Dear Sir,
I hope this message finds you well.
I am using the AD 5933 evaluation board for impedance measurement; The data sheet says it can measure the impedance up to 10M ohm. I am currently measuring the impedance of a microfluidic device, where I capture the bacteria that increase the impedance from 3M ohm to 8M ohm, which is within the range of 10M ohms. I have encountered an issue where, for instance, if the impedance measures 8M ohms and I use a 3M ohm resistor for feedback during calibration, I do not obtain the correct impedance value. However, using an 8M ohm resistor for calibration provides an accurate impedance measurement. So the problem is, every time I have to calibrate the AD 5933 if there are slight variations in the impedance value to get the correct result
I have a few questions:
1) Is it possible to use a single resistor value as a feedback Resistor for calibration to measure impedance ranging from 1 ohm to 10M ohms, thereby overcoming the challenge of frequent calibration? If so, could you please suggest some solutions to address the issue of frequent calibration?
2) I recently read a paper where the author utilized an HMC 245A switch to address the issue of frequent calibration in impedance measurement. Is this method effective? The HMC 245A switch is described as a non-reflective SP3T (Single Pole, Triple Throw) RF switch. In this paper, they used different resistors with an HMC 245A switch and it automatically calibrates AD 5933.
3) Could you recommend a method, switch, or IC that if I combine it with AD 5933 and they automatically calibrate the AD 5933 and I get the correct impedance of my device from 1 ohm to 10M ohms without needing to change the feedback resistor repeatedly?

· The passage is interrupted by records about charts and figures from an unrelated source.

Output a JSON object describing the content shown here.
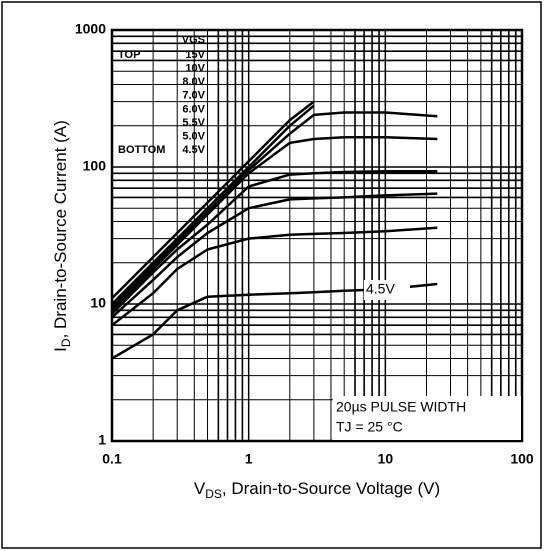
{
  "chart_data": {
    "type": "line",
    "xlabel": {
      "symbol": "V",
      "sub": "DS",
      "text": ", Drain-to-Source Voltage (V)"
    },
    "ylabel": {
      "symbol": "I",
      "sub": "D",
      "text": ",  Drain-to-Source Current (A)"
    },
    "legend_title": "VGS",
    "legend_top": "TOP",
    "legend_bottom": "BOTTOM",
    "annotations": [
      "4.5V",
      "20µs PULSE WIDTH",
      "TJ = 25 °C"
    ],
    "x": [
      0.1,
      0.2,
      0.3,
      0.5,
      1,
      2,
      3,
      5,
      10,
      24
    ],
    "series": [
      {
        "name": "15V",
        "color": "#000000",
        "values": [
          11,
          22,
          33,
          55,
          110,
          220,
          300,
          null,
          null,
          null
        ]
      },
      {
        "name": "10V",
        "color": "#000000",
        "values": [
          10,
          20,
          30,
          50,
          100,
          200,
          280,
          null,
          null,
          null
        ]
      },
      {
        "name": "8.0V",
        "color": "#000000",
        "values": [
          9.5,
          19,
          28.5,
          47,
          95,
          175,
          240,
          250,
          250,
          235
        ]
      },
      {
        "name": "7.0V",
        "color": "#000000",
        "values": [
          9,
          18,
          27,
          45,
          90,
          150,
          160,
          165,
          165,
          160
        ]
      },
      {
        "name": "6.0V",
        "color": "#000000",
        "values": [
          8.5,
          17,
          25,
          38,
          72,
          88,
          90,
          92,
          93,
          93
        ]
      },
      {
        "name": "5.5V",
        "color": "#000000",
        "values": [
          8,
          15,
          22,
          33,
          50,
          58,
          59,
          60,
          62,
          64
        ]
      },
      {
        "name": "5.0V",
        "color": "#000000",
        "values": [
          7,
          12,
          18,
          25,
          30,
          32,
          32.5,
          33,
          34,
          36
        ]
      },
      {
        "name": "4.5V",
        "color": "#000000",
        "values": [
          4,
          6,
          9,
          11.3,
          11.7,
          12,
          12.2,
          12.5,
          12.8,
          14
        ]
      }
    ],
    "xlim": [
      0.1,
      100
    ],
    "ylim": [
      1,
      1000
    ],
    "xticks": [
      0.1,
      1,
      10,
      100
    ],
    "yticks": [
      1,
      10,
      100,
      1000
    ],
    "xscale": "log",
    "yscale": "log",
    "grid": true,
    "minor_grid": true
  }
}
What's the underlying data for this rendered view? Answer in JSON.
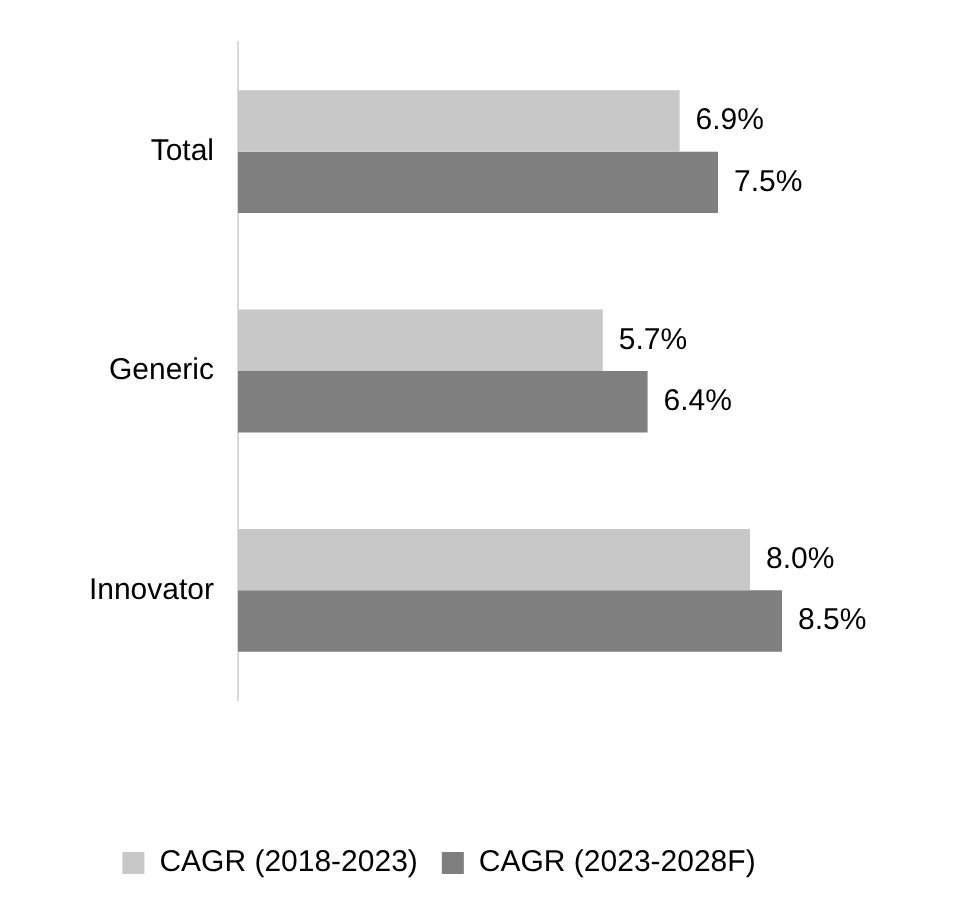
{
  "chart_data": {
    "type": "bar",
    "orientation": "horizontal",
    "categories": [
      "Total",
      "Generic",
      "Innovator"
    ],
    "series": [
      {
        "name": "CAGR (2018-2023)",
        "color": "#c8c8c8",
        "values": [
          6.9,
          5.7,
          8.0
        ],
        "value_labels": [
          "6.9%",
          "5.7%",
          "8.0%"
        ]
      },
      {
        "name": "CAGR (2023-2028F)",
        "color": "#7f7f7f",
        "values": [
          7.5,
          6.4,
          8.5
        ],
        "value_labels": [
          "7.5%",
          "6.4%",
          "8.5%"
        ]
      }
    ],
    "tick_labels": "y",
    "grid": false,
    "legend": "bottom"
  }
}
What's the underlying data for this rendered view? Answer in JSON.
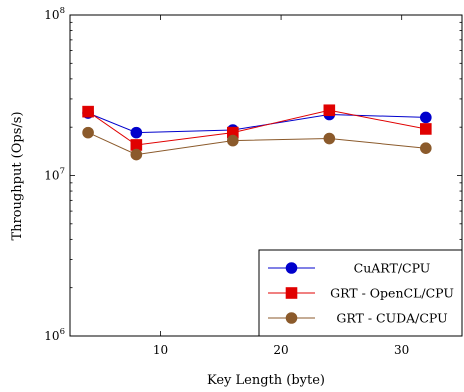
{
  "chart_data": {
    "type": "line",
    "xlabel": "Key Length (byte)",
    "ylabel": "Throughput (Ops/s)",
    "xlim": [
      2.5,
      35
    ],
    "ylim": [
      1000000,
      100000000
    ],
    "yscale": "log",
    "x_ticks": [
      10,
      20,
      30
    ],
    "y_ticks": [
      {
        "value": 1000000,
        "base": "10",
        "exp": "6"
      },
      {
        "value": 10000000,
        "base": "10",
        "exp": "7"
      },
      {
        "value": 100000000,
        "base": "10",
        "exp": "8"
      }
    ],
    "grid": false,
    "legend_position": "bottom-right",
    "x": [
      4,
      8,
      16,
      24,
      32
    ],
    "series": [
      {
        "name": "CuART/CPU",
        "color": "#0000cc",
        "marker": "circle",
        "values": [
          24500000,
          18500000,
          19200000,
          24000000,
          23000000
        ]
      },
      {
        "name": "GRT - OpenCL/CPU",
        "color": "#e00000",
        "marker": "square",
        "values": [
          25000000,
          15500000,
          18500000,
          25500000,
          19500000
        ]
      },
      {
        "name": "GRT - CUDA/CPU",
        "color": "#8b5a2b",
        "marker": "circle",
        "values": [
          18500000,
          13500000,
          16500000,
          17000000,
          14800000
        ]
      }
    ]
  }
}
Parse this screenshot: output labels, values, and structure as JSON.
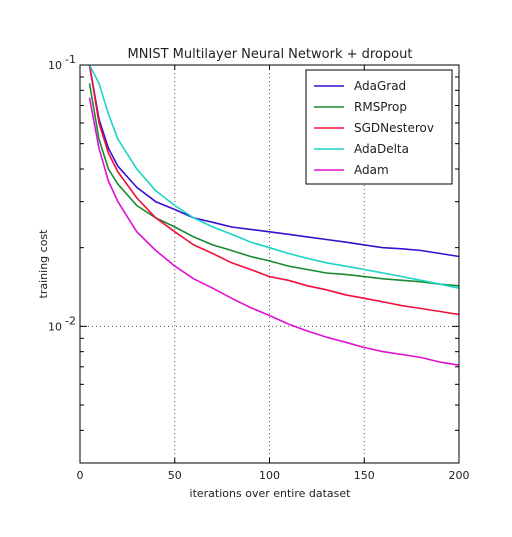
{
  "chart_data": {
    "type": "line",
    "title": "MNIST Multilayer Neural Network + dropout",
    "xlabel": "iterations over entire dataset",
    "ylabel": "training cost",
    "xlim": [
      0,
      200
    ],
    "ylim": [
      0.003,
      0.1
    ],
    "yscale": "log",
    "grid": true,
    "legend_position": "top-right",
    "x_ticks": [
      {
        "value": 0,
        "label": "0"
      },
      {
        "value": 50,
        "label": "50"
      },
      {
        "value": 100,
        "label": "100"
      },
      {
        "value": 150,
        "label": "150"
      },
      {
        "value": 200,
        "label": "200"
      }
    ],
    "y_ticks": [
      {
        "value": 0.1,
        "label_base": "10",
        "label_exp": "-1"
      },
      {
        "value": 0.01,
        "label_base": "10",
        "label_exp": "-2"
      }
    ],
    "x": [
      5,
      10,
      15,
      20,
      30,
      40,
      50,
      60,
      70,
      80,
      90,
      100,
      110,
      120,
      130,
      140,
      150,
      160,
      170,
      180,
      190,
      200
    ],
    "series": [
      {
        "name": "AdaGrad",
        "color": "#3a0fd0",
        "values": [
          0.1,
          0.062,
          0.048,
          0.041,
          0.034,
          0.03,
          0.028,
          0.026,
          0.025,
          0.024,
          0.0235,
          0.023,
          0.0225,
          0.022,
          0.0215,
          0.021,
          0.0205,
          0.02,
          0.0198,
          0.0195,
          0.019,
          0.0185
        ]
      },
      {
        "name": "RMSProp",
        "color": "#1a8a2e",
        "values": [
          0.085,
          0.052,
          0.04,
          0.035,
          0.029,
          0.026,
          0.024,
          0.022,
          0.0205,
          0.0195,
          0.0185,
          0.0178,
          0.017,
          0.0165,
          0.016,
          0.0158,
          0.0155,
          0.0152,
          0.015,
          0.0148,
          0.0145,
          0.0143
        ]
      },
      {
        "name": "SGDNesterov",
        "color": "#f0103a",
        "values": [
          0.1,
          0.06,
          0.046,
          0.039,
          0.031,
          0.026,
          0.023,
          0.0205,
          0.019,
          0.0175,
          0.0165,
          0.0155,
          0.015,
          0.0143,
          0.0138,
          0.0132,
          0.0128,
          0.0124,
          0.012,
          0.0117,
          0.0114,
          0.0111
        ]
      },
      {
        "name": "AdaDelta",
        "color": "#1ad4c8",
        "values": [
          0.1,
          0.085,
          0.065,
          0.052,
          0.04,
          0.033,
          0.029,
          0.026,
          0.024,
          0.0225,
          0.021,
          0.02,
          0.019,
          0.0182,
          0.0175,
          0.017,
          0.0165,
          0.016,
          0.0155,
          0.015,
          0.0145,
          0.014
        ]
      },
      {
        "name": "Adam",
        "color": "#e010d0",
        "values": [
          0.075,
          0.048,
          0.036,
          0.03,
          0.023,
          0.0195,
          0.017,
          0.0152,
          0.014,
          0.0128,
          0.0118,
          0.011,
          0.0102,
          0.0096,
          0.0091,
          0.0087,
          0.0083,
          0.008,
          0.0078,
          0.0076,
          0.0073,
          0.0071
        ]
      }
    ]
  }
}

Your assistance in this matter would be greatly appreciated.

 

AD5993 Evaluation board recommended setup calibration procedures. data shows sweep 50KHz - 55KHz with impedance varies from 50kΩ - 52KΩ
AN-1053 (Rev. B) (analog.com)

a microfluidic test fixture tap water test for ecoli ect, In a sweep from 1 to 10MHz, The size of the bacteria related to the frequency.
The HF electric field is capable of penetrating the bugs membrane and cytoplasm. It was noticed that
a phase shift was detected at about 7MHz,
Resonance-enhanced microfluidic impedance cytometer for detection of single bacteria - Lab on a Chip (RSC Publishing)

 

AD5993 Evaluation board recommended setup calibration procedures. data shows sweep 50KHz - 55KHz with impedance varies from 50kΩ - 52KΩ
AN-1053 (Rev. B) (analog.com)

a microfluidic test fixture tap water test for ecoli ect, In a sweep from 1 to 10MHz, The size of the bacteria related to the frequency.
The HF electric field is capable of penetrating the bugs membrane and cytoplasm. It was noticed that
a phase shift was detected at about 7MHz,
Resonance-enhanced microfluidic impedance cytometer for detection of single bacteria - Lab on a Chip (RSC Publishing)

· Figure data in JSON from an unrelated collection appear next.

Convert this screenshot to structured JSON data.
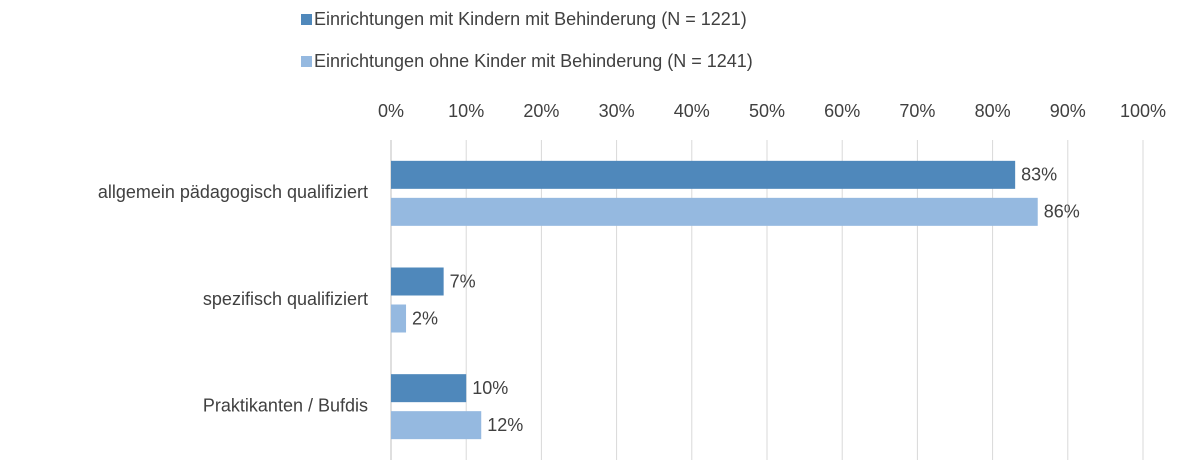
{
  "chart_data": {
    "type": "hbar",
    "categories": [
      "allgemein pädagogisch qualifiziert",
      "spezifisch qualifiziert",
      "Praktikanten / Bufdis"
    ],
    "series": [
      {
        "name": "Einrichtungen mit Kindern mit Behinderung (N = 1221)",
        "color": "#4f88bb",
        "values": [
          83,
          7,
          10
        ],
        "value_labels": [
          "83%",
          "7%",
          "10%"
        ]
      },
      {
        "name": "Einrichtungen ohne Kinder mit Behinderung (N = 1241)",
        "color": "#95b9e0",
        "values": [
          86,
          2,
          12
        ],
        "value_labels": [
          "86%",
          "2%",
          "12%"
        ]
      }
    ],
    "xlim": [
      0,
      100
    ],
    "xticks": [
      {
        "value": 0,
        "label": "0%"
      },
      {
        "value": 10,
        "label": "10%"
      },
      {
        "value": 20,
        "label": "20%"
      },
      {
        "value": 30,
        "label": "30%"
      },
      {
        "value": 40,
        "label": "40%"
      },
      {
        "value": 50,
        "label": "50%"
      },
      {
        "value": 60,
        "label": "60%"
      },
      {
        "value": 70,
        "label": "70%"
      },
      {
        "value": 80,
        "label": "80%"
      },
      {
        "value": 90,
        "label": "90%"
      },
      {
        "value": 100,
        "label": "100%"
      }
    ],
    "grid": true,
    "legend": "top"
  }
}
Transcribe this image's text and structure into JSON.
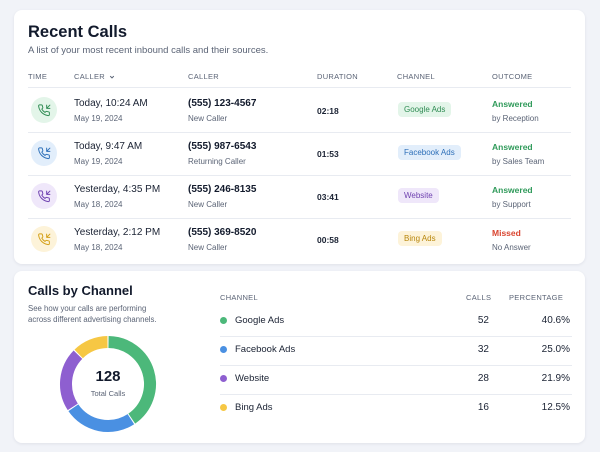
{
  "recent_calls": {
    "title": "Recent Calls",
    "subtitle": "A list of your most recent inbound calls and their sources.",
    "columns": {
      "time": "TIME",
      "caller_sort": "CALLER",
      "caller": "CALLER",
      "duration": "DURATION",
      "channel": "CHANNEL",
      "outcome": "OUTCOME"
    },
    "rows": [
      {
        "time": "Today, 10:24 AM",
        "date": "May 19, 2024",
        "phone": "(555) 123-4567",
        "caller_type": "New Caller",
        "duration": "02:18",
        "channel": "Google Ads",
        "outcome": "Answered",
        "outcome_by": "by Reception"
      },
      {
        "time": "Today, 9:47 AM",
        "date": "May 19, 2024",
        "phone": "(555) 987-6543",
        "caller_type": "Returning Caller",
        "duration": "01:53",
        "channel": "Facebook Ads",
        "outcome": "Answered",
        "outcome_by": "by Sales Team"
      },
      {
        "time": "Yesterday, 4:35 PM",
        "date": "May 18, 2024",
        "phone": "(555) 246-8135",
        "caller_type": "New Caller",
        "duration": "03:41",
        "channel": "Website",
        "outcome": "Answered",
        "outcome_by": "by Support"
      },
      {
        "time": "Yesterday, 2:12 PM",
        "date": "May 18, 2024",
        "phone": "(555) 369-8520",
        "caller_type": "New Caller",
        "duration": "00:58",
        "channel": "Bing Ads",
        "outcome": "Missed",
        "outcome_by": "No Answer"
      }
    ]
  },
  "calls_by_channel": {
    "title": "Calls by Channel",
    "subtitle": "See how your calls are performing across different advertising channels.",
    "total_value": "128",
    "total_label": "Total Calls",
    "columns": {
      "channel": "CHANNEL",
      "calls": "CALLS",
      "percentage": "PERCENTAGE"
    },
    "rows": [
      {
        "name": "Google Ads",
        "calls": "52",
        "percentage": "40.6%"
      },
      {
        "name": "Facebook Ads",
        "calls": "32",
        "percentage": "25.0%"
      },
      {
        "name": "Website",
        "calls": "28",
        "percentage": "21.9%"
      },
      {
        "name": "Bing Ads",
        "calls": "16",
        "percentage": "12.5%"
      }
    ]
  },
  "chart_data": {
    "type": "pie",
    "categories": [
      "Google Ads",
      "Facebook Ads",
      "Website",
      "Bing Ads"
    ],
    "values": [
      52,
      32,
      28,
      16
    ],
    "title": "",
    "colors": [
      "#4cb87a",
      "#4a90e2",
      "#8e5fd0",
      "#f6c744"
    ]
  },
  "colors": {
    "google": {
      "dot": "#4cb87a",
      "bg": "#e3f5e9",
      "text": "#2f8c53"
    },
    "facebook": {
      "dot": "#4a90e2",
      "bg": "#e2eefb",
      "text": "#2d6fb8"
    },
    "website": {
      "dot": "#8e5fd0",
      "bg": "#efe7fa",
      "text": "#6f42b0"
    },
    "bing": {
      "dot": "#f6c744",
      "bg": "#fdf3d9",
      "text": "#b8860b"
    },
    "answered": "#2f9a5a",
    "missed": "#d9442f"
  },
  "icons": {
    "row_icon": "incoming-call-icon",
    "sort_icon": "chevron-down-icon"
  }
}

Dear Sir, I have to use only the AD 5933 evaluation board. there is no IC/board that can measure impedance up to 10M ohm except AD 5933 and has ability to integrate with arduino, the only problem is frequency calibration, we already have in our lab the impedance analyzer, but it is bulky one, and we don't wanna use it

 

I presented the application note, For some of the relevant information for setting up the board.
I gave some background on possibly what you might be doing. You might need to correct or acknowledge.
Some of those more experienced with measurement logging would then be able to assist.
Please post a photo of your best attempt on the settings to help trouble shoot.

If I am following you correctly the average HF 7 MHz passive twin T notch filter is too extreme for a slight impedance
dip of the ever so small 7 MΩ impedance. We can examine a 7 MHz crystal having an equivalent circuit using parameters for a wafer of quartz.
I would expect that an equivalent circuit for the media of water droplets with small bugs on a glass slide with electrodes
was developed to limit a very finite level of signal. Using a sweep generator might include a precision attenuator.
The compliment to this attenuator would be a low noise amplifier.
We test a radio's receiver front end with a weak signal like this attenuator circuit. The design can be adjusted to compensate the test fixture.
A wide band attenuator from 3 to 8 MHz would then relace the narrow band having flat response over the span.

 

The apparent issue is that the sample IMPEDANCE is not totally RESISTIVE, but also includes either an inductive or a capacitance component. So the resistance calibration only deals with the resistive element.

 

Note that using an analog switch of any sort for switching in a calibration resistance. The issues are both variability and also charge injection. This seems to be another instance where there is no substitute for a mechanical electromagnetic relay.